My own guess is a big fat “no,” but only after Edgar milks the publicity for all it is worth. This is not uncommon. The late Governor Dick Ogilvie used to encourage speculation about a mayoral run every four years. He would never say “no” until the last moment — and I was never wrong predicting his final “regrets” despite hints to the contrary from “reliable sources.”

You have to understand that the Jim Edgars and Dick Ogilvies of the world are afflicted with very large egos — as are most successful politicians. When out of office, they suffer from “the phone doesn’t ring much anymore.” They miss the daily press inquiries soliciting their opinion on everything from Iraq to West Niles Disease. And of course, the perks of office.

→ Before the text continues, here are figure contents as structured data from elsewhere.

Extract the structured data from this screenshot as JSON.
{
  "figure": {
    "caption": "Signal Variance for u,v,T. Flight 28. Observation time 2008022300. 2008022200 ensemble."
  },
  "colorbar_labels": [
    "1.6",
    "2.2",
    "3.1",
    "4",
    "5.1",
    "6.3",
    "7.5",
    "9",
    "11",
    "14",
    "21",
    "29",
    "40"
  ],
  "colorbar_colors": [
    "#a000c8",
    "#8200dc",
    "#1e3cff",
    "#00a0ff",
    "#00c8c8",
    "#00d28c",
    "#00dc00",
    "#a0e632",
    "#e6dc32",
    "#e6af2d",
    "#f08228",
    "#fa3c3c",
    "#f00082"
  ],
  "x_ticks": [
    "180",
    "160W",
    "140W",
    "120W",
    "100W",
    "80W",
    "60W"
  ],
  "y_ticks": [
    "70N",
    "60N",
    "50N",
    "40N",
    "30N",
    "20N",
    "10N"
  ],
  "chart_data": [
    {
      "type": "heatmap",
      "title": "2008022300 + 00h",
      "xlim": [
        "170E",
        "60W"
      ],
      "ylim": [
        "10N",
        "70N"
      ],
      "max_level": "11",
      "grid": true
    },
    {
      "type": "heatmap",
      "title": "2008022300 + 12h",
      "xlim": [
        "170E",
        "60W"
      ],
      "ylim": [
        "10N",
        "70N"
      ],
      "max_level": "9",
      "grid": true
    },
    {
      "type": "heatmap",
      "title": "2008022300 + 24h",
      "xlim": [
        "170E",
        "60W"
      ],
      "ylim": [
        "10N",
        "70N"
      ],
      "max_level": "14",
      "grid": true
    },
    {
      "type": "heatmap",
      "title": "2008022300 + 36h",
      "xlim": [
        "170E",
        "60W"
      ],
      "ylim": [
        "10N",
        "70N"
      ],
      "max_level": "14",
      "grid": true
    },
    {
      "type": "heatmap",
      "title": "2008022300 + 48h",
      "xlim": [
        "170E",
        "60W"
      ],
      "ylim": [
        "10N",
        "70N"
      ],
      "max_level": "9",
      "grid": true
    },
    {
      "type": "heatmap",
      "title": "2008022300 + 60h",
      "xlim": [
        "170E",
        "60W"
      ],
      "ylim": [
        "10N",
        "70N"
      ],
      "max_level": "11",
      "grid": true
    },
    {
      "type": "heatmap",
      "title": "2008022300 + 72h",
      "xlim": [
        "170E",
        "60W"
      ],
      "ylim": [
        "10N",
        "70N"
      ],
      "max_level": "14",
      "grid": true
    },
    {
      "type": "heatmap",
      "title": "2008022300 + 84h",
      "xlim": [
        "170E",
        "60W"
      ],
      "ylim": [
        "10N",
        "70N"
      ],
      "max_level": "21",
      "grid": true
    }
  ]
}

Every so often, these retirees have an opportunity to re-enter the speculation game. The phone starts to ring, and their thoughts are again grist for the media mill. For the most part, however, the post-office life is too comfortable, financially rewarding and with just enough publicly narcotic to asuage withdrawal symptoms.

That is the general case. Then there are the specific Edgar issues.

First and foremost, he left office with a much better reputation and legacy than he every deserved. He can do nothing but harm his lingering public image with another residency in the executive mansion.

He came to the governorship at much better times. The state was in better financial condition, and the issues were not as controversial or confrontational. In addition, he had a mostly supportive GOP controlled legislature.

Edgar has never been one to rise to a tough challenge. He was tapped for the Secretary of State office by his powerful friend and mentor, former Governor Jim Thompson. His road to the first gubernatorial nomination was paved by party bosses, including Thompson (much to the chagrin of indicted former Governor George Ryan.) This time Edgar would face a strong incumbent in a state that has tilted to the point of collapse to the Democrat party. He may even trigger a primary fight. Though an odds on winner in a primary, a bull dog right winger could bruise Edgar pretty badly.

Of course, not much has been said recently about the opinion of Brenda Edgar, who was reported to have loomed large in the decision to retire. Part of that was due to Edgar’s heart condition — still a consideration. Despite the calm exterior, he is reported to be a stress-prone guy.

In his two terms, all the prosecutors were politician friendly. Sure there was an indictment here and there — usually guys out of favor with the GOP/DEM central power structure. These cases provided an appearance of independence, oversight and reform. Now Edgar would face a truly aggressive and independent U.S. Attorney.

Why should Edgar care? Because … swept under the good publicity carpet of Edgar’s incumbency are a number of troublesome issues. Despite the carefully burnished choir boy image were a number or ethical “irregularities.” The influence of the mobbed up New Republicans in his administration and a questionable $100,000 donation about which Edgar claimed to know nothing — even as he dined privately with the donors. His political intimates include recently indicted insiders John Glennon and Stuart Levine, the already convicted Don Udsten, and the unindicted, albeit infamous, Cellini clan.

In addition, Edgar would have to dip into the campaign fund he made off with. He has more than $1 million in unspent campaign contributions as a sort of retirement annuity for his personal benefit. Raising money would not be as easy this time since hs is not a shoo-in, and he could wind up liquidating that slush fund.

Another run would rewrite the closing act of his political career. Maybe from a “last hurrah” to a humiliating defeat. Or, if elected, from a popular governor to a failed chief executive. Perhaps he would wind up presiding over the indictment of friends and allies, wonder of his own fate.

Edgar would be a fool to run, so what could overcome all the negatives and make him decide to go for it. Oh yeah! That enormous political ego. THAT could trump good judgment and common sense any time.

I still say to those contemplating a run for the GOP gubernatorial nomination, do not pause for a second. Run like there is no Edgar.